The call to action includes measures based on five strategic priorities:

  • ­Strengthen environmental crimes prevention
  • ­Coordinate efforts to fight against criminal networks
  • ­Intensify prosecutions for these types of crimes
  • ­Improve remedies for damage caused by them
  • ­Monitor the impact of measures taken against environmental crimes

The conference was followed by a meeting of INTERPOL's Pollution Crime Working Group, which elected a new board with representatives from Angola, Cameroon, Indonesia, The Netherlands (vice chair), South Africa, and the United States (chair). Under the board's leadership, key future activities in line with INTERPOL's strategic goals were identified as raising awareness, enhancing the exchange of information, capacity development, and operations.
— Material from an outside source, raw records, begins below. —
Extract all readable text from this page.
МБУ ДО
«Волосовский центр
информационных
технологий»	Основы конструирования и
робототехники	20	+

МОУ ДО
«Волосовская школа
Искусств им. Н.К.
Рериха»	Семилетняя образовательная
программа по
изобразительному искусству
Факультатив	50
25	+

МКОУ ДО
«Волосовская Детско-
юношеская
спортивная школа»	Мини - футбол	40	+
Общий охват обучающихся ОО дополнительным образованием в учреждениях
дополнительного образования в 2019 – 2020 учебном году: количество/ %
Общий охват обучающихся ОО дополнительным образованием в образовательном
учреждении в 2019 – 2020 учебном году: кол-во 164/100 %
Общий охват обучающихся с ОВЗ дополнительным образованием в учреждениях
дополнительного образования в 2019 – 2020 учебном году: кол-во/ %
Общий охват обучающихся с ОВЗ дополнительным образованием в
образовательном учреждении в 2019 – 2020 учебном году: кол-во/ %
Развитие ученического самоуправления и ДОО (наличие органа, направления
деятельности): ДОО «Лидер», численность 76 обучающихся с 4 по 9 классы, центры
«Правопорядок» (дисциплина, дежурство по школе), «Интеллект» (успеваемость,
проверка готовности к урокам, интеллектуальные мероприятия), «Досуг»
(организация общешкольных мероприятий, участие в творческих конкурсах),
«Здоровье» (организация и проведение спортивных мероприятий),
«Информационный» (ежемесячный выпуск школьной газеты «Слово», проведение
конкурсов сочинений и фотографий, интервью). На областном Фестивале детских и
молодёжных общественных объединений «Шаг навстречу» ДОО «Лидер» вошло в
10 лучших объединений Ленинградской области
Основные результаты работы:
In addition, the 2nd INTERPOL–UNEP International Environmental Compliance and Enforcement Conference will be held Nov. 16-17 in Singapore to discuss the most pressing challenges, review steps taken since the first conference in 2013, and develop a joint action plan for the coming years. This conference precedes the 2015 United Nations Conference on Climate Change, which will be held Nov. 30-Dec. 11 in Paris and where governments will try to reach a new, universal climate change agreement.

On Nov. 13, prior to the terrorist attacks in Paris that were unfolding later in the day, President Obama spoke by phone French President Francois Hollande to discuss the Paris climate conference. Both men stressed their personal commitment to reach "an ambitious and durable climate change agreement as well as their determination to work together to do so," according to a White House news release.